Symposium Speakers

2020 Symposium Keynote Speaker Bios

Mark Trahant (Shoshone-Bannock) – Sponsored by Oklahoma Humanities

Trahant serves as editor of Indian Country Today, he is a member of Idaho’s Shoshone-Bannock Tribe, and a former president of the Native American Journalists Association.  Trahant has also served as a professor at the University of North Dakota, University of Alaska Anchorage, University of Idaho and the University of Colorado.  He does a weekly audio commentary for Native Voice One.  He is also chair of the board of directors for Vision Maker Media, an organization that works with Native producers to develop, produce and distribute educational telecommunications programs for all media including public television and public radio.  In 2018, Trahant was honored with the 2018 Native American Journalists Association Richard LaCourse Award.

Adrienne Keene (Cherokee) – Sponsored by Oklahoma Humanities Council

Dr. Adrienne Keene (Cherokee Nation) is a Native scholar, writer, and blogger and is passionate about reframing how the world sees contemporary Native cultures. She is an Assistant Professor of American Studies and Ethnic Studies at Brown University. Her research areas include college access, transition, and persistence for American Indian, Alaska Native, and Native Hawaiian Students, including the role of pre-college access programs in student success. She is the creator and author of Native Appropriations, a blog discussing cultural appropriation and stereotypes of Native peoples in fashion, film, music, and other forms of pop culture. Through her writing, Keene discusses the ways Indigenous peoples are represented. She is very interested in the way Native peoples are using social and new media to challenge misrepresentations and present counter-narratives that showcase true Native cultures and identities.  Her blog work has been nominated for the Women’s Media Center Social Media Award (2011), as well as featured in many mainstream media outlets.

B. Kainoa Embernate (ʻŌiwi Hawaiʻi) – Sponsored by Oklahoma Humanities Council

B. Kainoa Embernate is an ʻŌiwi Hawaiʻi born in Hilo and raised along the Hāmākua coast of Hawaiʻi Island. He acknowledges his  kūpuna whose genealogical ties are in Kohala, Portugal, Mexico, Japan and the Philippines. Raised in a multi-ethnic pastoralist/agriculturalist community, Kainoa did not ʻōlelo Hawaiʻi as a first language. He received a Bachelor of Arts in Hawaiian Studies, a Kahuawaiola Indigenous Teacher Education certification, and a Master of Arts in Indigenous Language and Culture Education from Ka Haka ʻUla o Keʻelikōlani College of Hawaiian Language at the University of Hawaiʻi at Hilo. He taught for the ʻAha Pūnana Leo non-profit organization, Ke Kula ʻo Nāwahīokalaniʻōpuʻu Hawaiian medium laboratory school, and lectured at his alma mater.  Kainoa is currently a Ph.D student in Instructional Design for Online Learning at Capella University.
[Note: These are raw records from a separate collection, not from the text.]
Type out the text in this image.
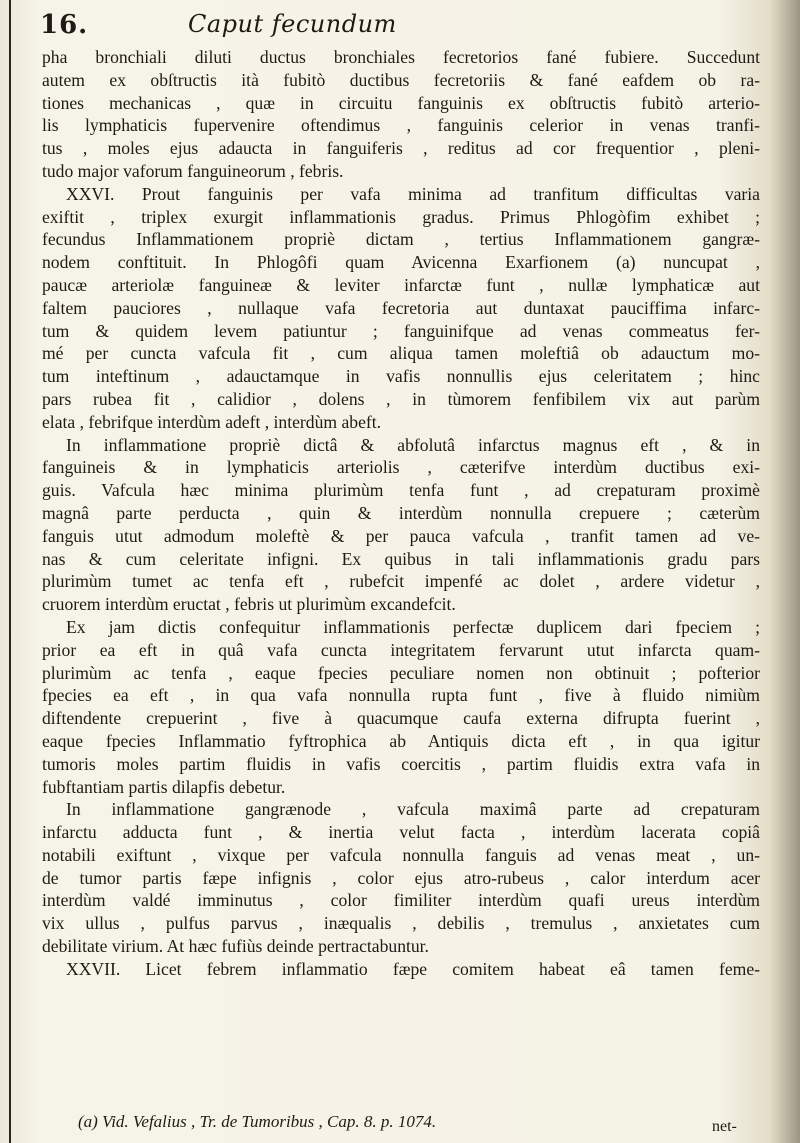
16.	Caput fecundum
pha bronchiali diluti ductus bronchiales fecretorios fané fubiere. Succedunt
autem ex obſtructis ità fubitò ductibus fecretoriis & fané eafdem ob ra-
tiones mechanicas , quæ in circuitu fanguinis ex obſtructis fubitò arterio-
lis lymphaticis fupervenire oftendimus , fanguinis celerior in venas tranfi-
tus , moles ejus adaucta in fanguiferis , reditus ad cor frequentior , pleni-
tudo major vaforum fanguineorum , febris.
XXVI. Prout fanguinis per vafa minima ad tranfitum difficultas varia
exiftit , triplex exurgit inflammationis gradus. Primus Phlogòfim exhibet ;
fecundus Inflammationem propriè dictam , tertius Inflammationem gangræ-
nodem conftituit. In Phlogôfi quam Avicenna Exarfionem (a) nuncupat ,
paucæ arteriolæ fanguineæ & leviter infarctæ funt , nullæ lymphaticæ aut
faltem pauciores , nullaque vafa fecretoria aut duntaxat pauciffima infarc-
tum & quidem levem patiuntur ; fanguinifque ad venas commeatus fer-
mé per cuncta vafcula fit , cum aliqua tamen moleftiâ ob adauctum mo-
tum inteftinum , adauctamque in vafis nonnullis ejus celeritatem ; hinc
pars rubea fit , calidior , dolens , in tùmorem fenfibilem vix aut parùm
elata , febrifque interdùm adeft , interdùm abeft.
In inflammatione propriè dictâ & abfolutâ infarctus magnus eft , & in
fanguineis & in lymphaticis arteriolis , cæterifve interdùm ductibus exi-
guis. Vafcula hæc minima plurimùm tenfa funt , ad crepaturam proximè
magnâ parte perducta , quin & interdùm nonnulla crepuere ; cæterùm
fanguis utut admodum moleftè & per pauca vafcula , tranfit tamen ad ve-
nas & cum celeritate infigni. Ex quibus in tali inflammationis gradu pars
plurimùm tumet ac tenfa eft , rubefcit impenfé ac dolet , ardere videtur ,
cruorem interdùm eructat , febris ut plurimùm excandefcit.
Ex jam dictis confequitur inflammationis perfectæ duplicem dari fpeciem ;
prior ea eft in quâ vafa cuncta integritatem fervarunt utut infarcta quam-
plurimùm ac tenfa , eaque fpecies peculiare nomen non obtinuit ; pofterior
fpecies ea eft , in qua vafa nonnulla rupta funt , five à fluido nimiùm
diftendente crepuerint , five à quacumque caufa externa difrupta fuerint ,
eaque fpecies Inflammatio fyftrophica ab Antiquis dicta eft , in qua igitur
tumoris moles partim fluidis in vafis coercitis , partim fluidis extra vafa in
fubftantiam partis dilapfis debetur.
In inflammatione gangrænode , vafcula maximâ parte ad crepaturam
infarctu adducta funt , & inertia velut facta , interdùm lacerata copiâ
notabili exiftunt , vixque per vafcula nonnulla fanguis ad venas meat , un-
de tumor partis fæpe infignis , color ejus atro-rubeus , calor interdum acer
interdùm valdé imminutus , color fimiliter interdùm quafi ureus interdùm
vix ullus , pulfus parvus , inæqualis , debilis , tremulus , anxietates cum
debilitate virium. At hæc fufiùs deinde pertractabuntur.
XXVII. Licet febrem inflammatio fæpe comitem habeat eâ tamen feme-
(a) Vid. Vefalius , Tr. de Tumoribus , Cap. 8. p. 1074.	net-
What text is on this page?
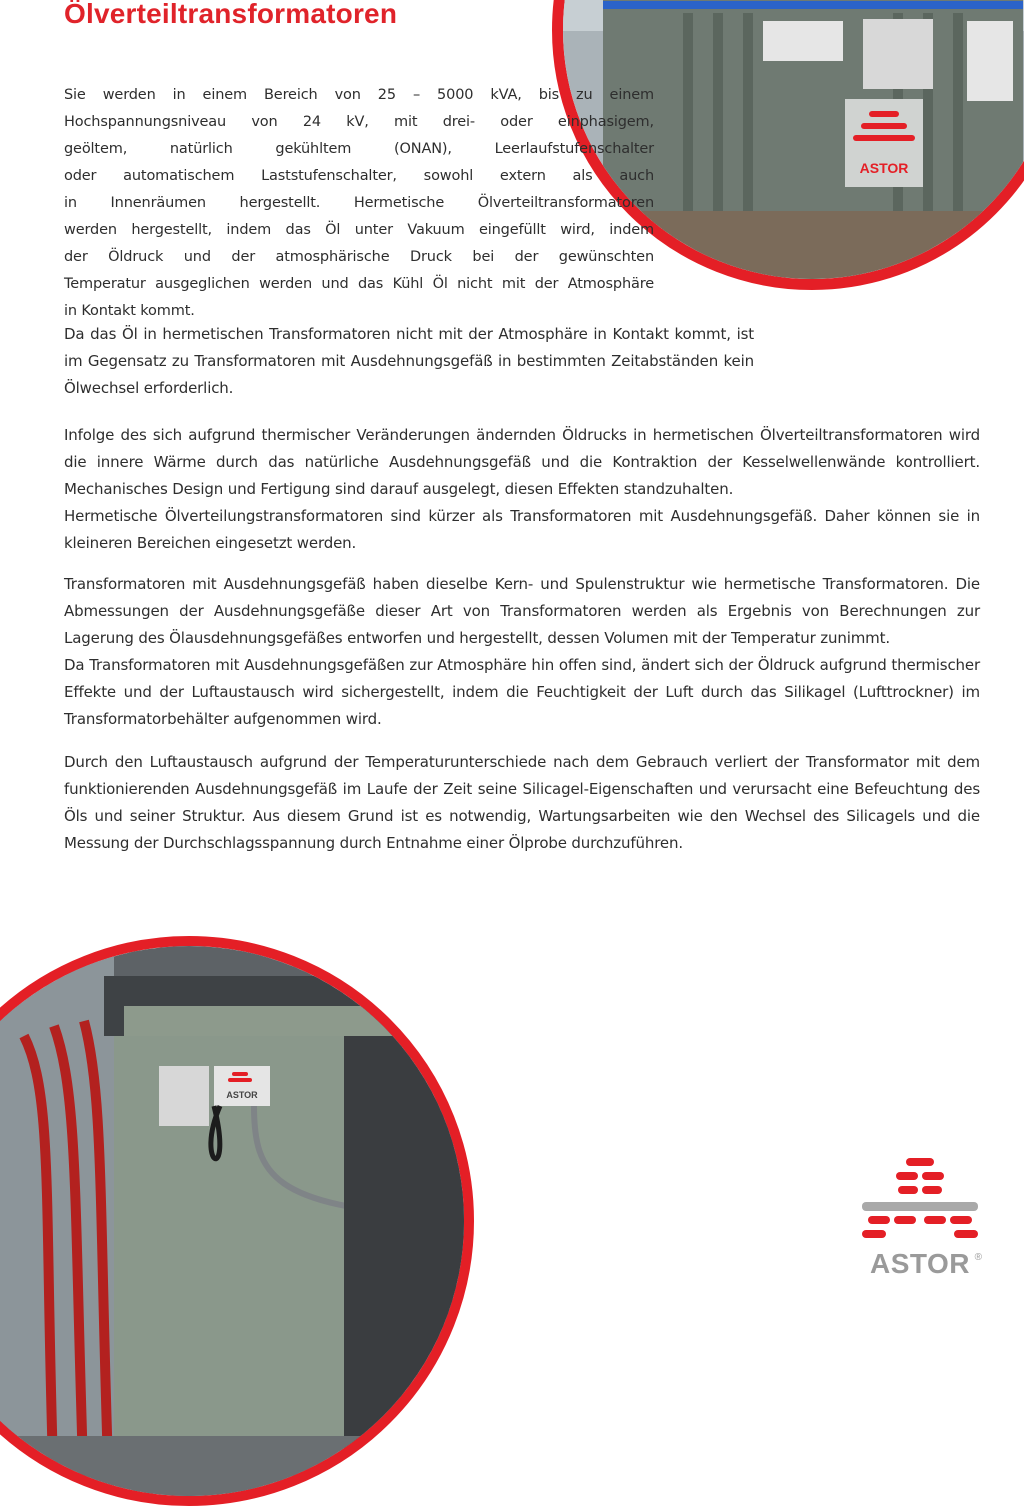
Ölverteiltransformatoren
ASTOR

Sie werden in einem Bereich von 25 – 5000 kVA, bis zu einem
Hochspannungsniveau von 24 kV, mit drei- oder einphasigem,
geöltem, natürlich gekühltem (ONAN), Leerlaufstufenschalter
oder automatischem Laststufenschalter, sowohl extern als auch
in Innenräumen hergestellt. Hermetische Ölverteiltransformatoren
werden hergestellt, indem das Öl unter Vakuum eingefüllt wird, indem
der Öldruck und der atmosphärische Druck bei der gewünschten
Temperatur ausgeglichen werden und das Kühl Öl nicht mit der Atmosphäre
in Kontakt kommt.

Da das Öl in hermetischen Transformatoren nicht mit der Atmosphäre in Kontakt kommt, ist im Gegensatz zu Transformatoren mit Ausdehnungsgefäß in bestimmten Zeitabständen kein Ölwechsel erforderlich.

Infolge des sich aufgrund thermischer Veränderungen ändernden Öldrucks in hermetischen Ölverteiltransformatoren wird die innere Wärme durch das natürliche Ausdehnungsgefäß und die Kontraktion der Kesselwellenwände kontrolliert. Mechanisches Design und Fertigung sind darauf ausgelegt, diesen Effekten standzuhalten.
Hermetische Ölverteilungstransformatoren sind kürzer als Transformatoren mit Ausdehnungsgefäß. Daher können sie in kleineren Bereichen eingesetzt werden.
Transformatoren mit Ausdehnungsgefäß haben dieselbe Kern- und Spulenstruktur wie hermetische Transformatoren. Die Abmessungen der Ausdehnungsgefäße dieser Art von Transformatoren werden als Ergebnis von Berechnungen zur Lagerung des Ölausdehnungsgefäßes entworfen und hergestellt, dessen Volumen mit der Temperatur zunimmt.
Da Transformatoren mit Ausdehnungsgefäßen zur Atmosphäre hin offen sind, ändert sich der Öldruck aufgrund thermischer Effekte und der Luftaustausch wird sichergestellt, indem die Feuchtigkeit der Luft durch das Silikagel (Lufttrockner) im Transformatorbehälter aufgenommen wird.

Durch den Luftaustausch aufgrund der Temperaturunterschiede nach dem Gebrauch verliert der Transformator mit dem funktionierenden Ausdehnungsgefäß im Laufe der Zeit seine Silicagel-Eigenschaften und verursacht eine Befeuchtung des Öls und seiner Struktur. Aus diesem Grund ist es notwendig, Wartungsarbeiten wie den Wechsel des Silicagels und die Messung der Durchschlagsspannung durch Entnahme einer Ölprobe durchzuführen.

ASTOR
ASTOR ®
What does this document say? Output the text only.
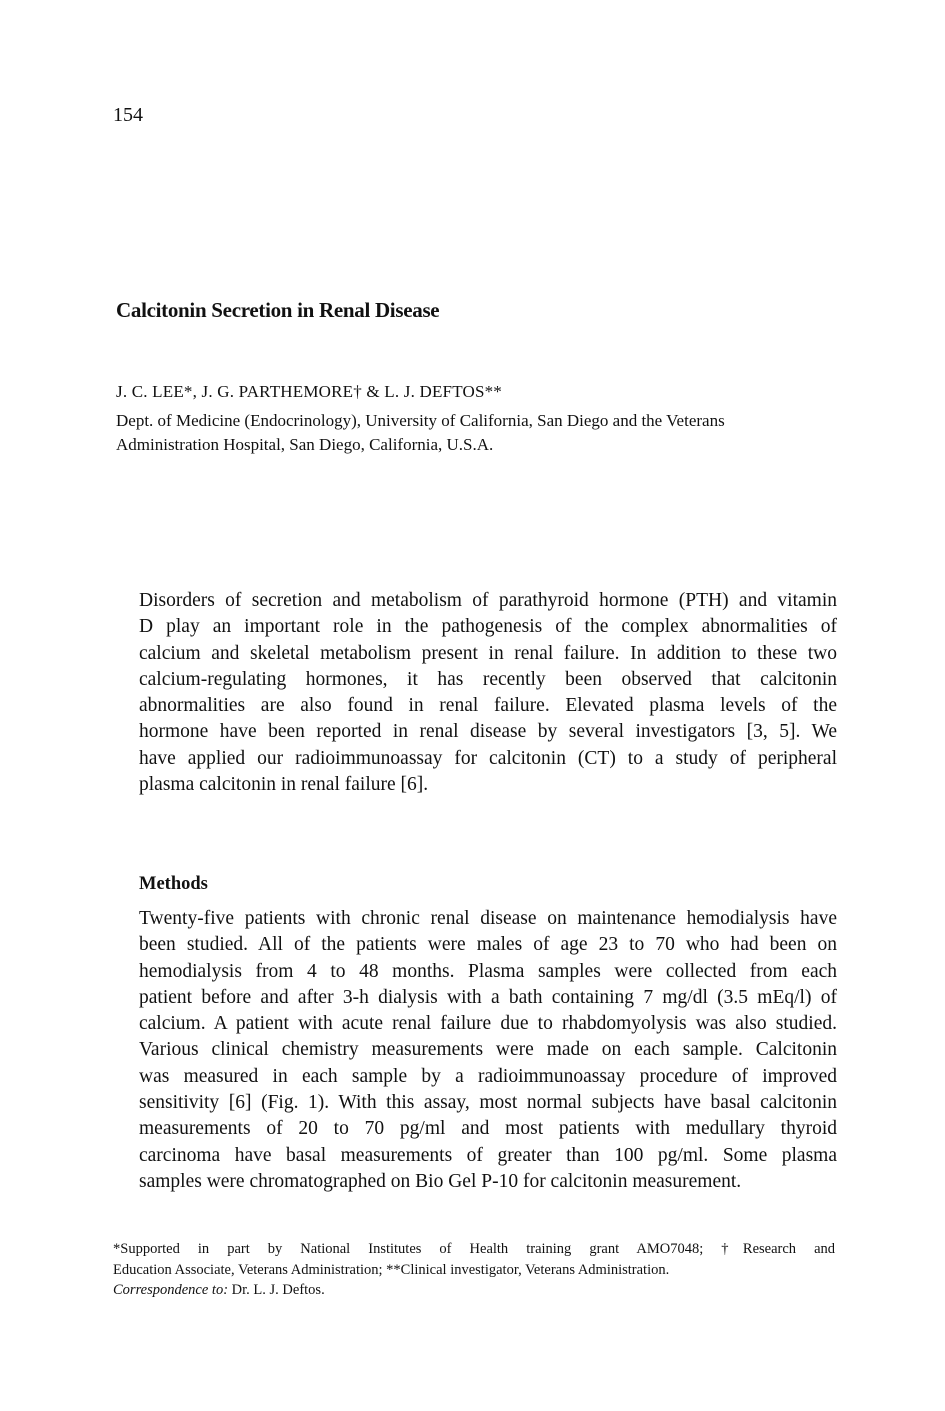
154
Calcitonin Secretion in Renal Disease
J. C. LEE*, J. G. PARTHEMORE† & L. J. DEFTOS**

Dept. of Medicine (Endocrinology), University of California, San Diego and the Veterans
Administration Hospital, San Diego, California, U.S.A.

Disorders of secretion and metabolism of parathyroid hormone (PTH) and vitamin
D play an important role in the pathogenesis of the complex abnormalities of
calcium and skeletal metabolism present in renal failure. In addition to these two
calcium-regulating hormones, it has recently been observed that calcitonin
abnormalities are also found in renal failure. Elevated plasma levels of the
hormone have been reported in renal disease by several investigators [3, 5]. We
have applied our radioimmunoassay for calcitonin (CT) to a study of peripheral
plasma calcitonin in renal failure [6].

Methods

Twenty-five patients with chronic renal disease on maintenance hemodialysis have
been studied. All of the patients were males of age 23 to 70 who had been on
hemodialysis from 4 to 48 months. Plasma samples were collected from each
patient before and after 3-h dialysis with a bath containing 7 mg/dl (3.5 mEq/l) of
calcium. A patient with acute renal failure due to rhabdomyolysis was also studied.
Various clinical chemistry measurements were made on each sample. Calcitonin
was measured in each sample by a radioimmunoassay procedure of improved
sensitivity [6] (Fig. 1). With this assay, most normal subjects have basal calcitonin
measurements of 20 to 70 pg/ml and most patients with medullary thyroid
carcinoma have basal measurements of greater than 100 pg/ml. Some plasma
samples were chromatographed on Bio Gel P-10 for calcitonin measurement.

*Supported in part by National Institutes of Health training grant AMO7048; †Research and
Education Associate, Veterans Administration; **Clinical investigator, Veterans Administration.
Correspondence to: Dr. L. J. Deftos.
As an independent scholar-practitioner, he aims to disrupt negative ideologies that endanger ʻōlelo Hawaiʻi. As a current guest resident on Lenapehoking territory of the Indigenous Lenape people, Kainoa dedicates his time and energy developing Indigenous Hawaiian scholarly work and practical applications.  On September 12, 2016, Kainoa founded Hālau ʻŌlelo, an online learning school for the Hawaiian Language. This school serves as a platform for modern and mobile use and revitalization of the language, while connecting users to the past, present, and future wherever they go.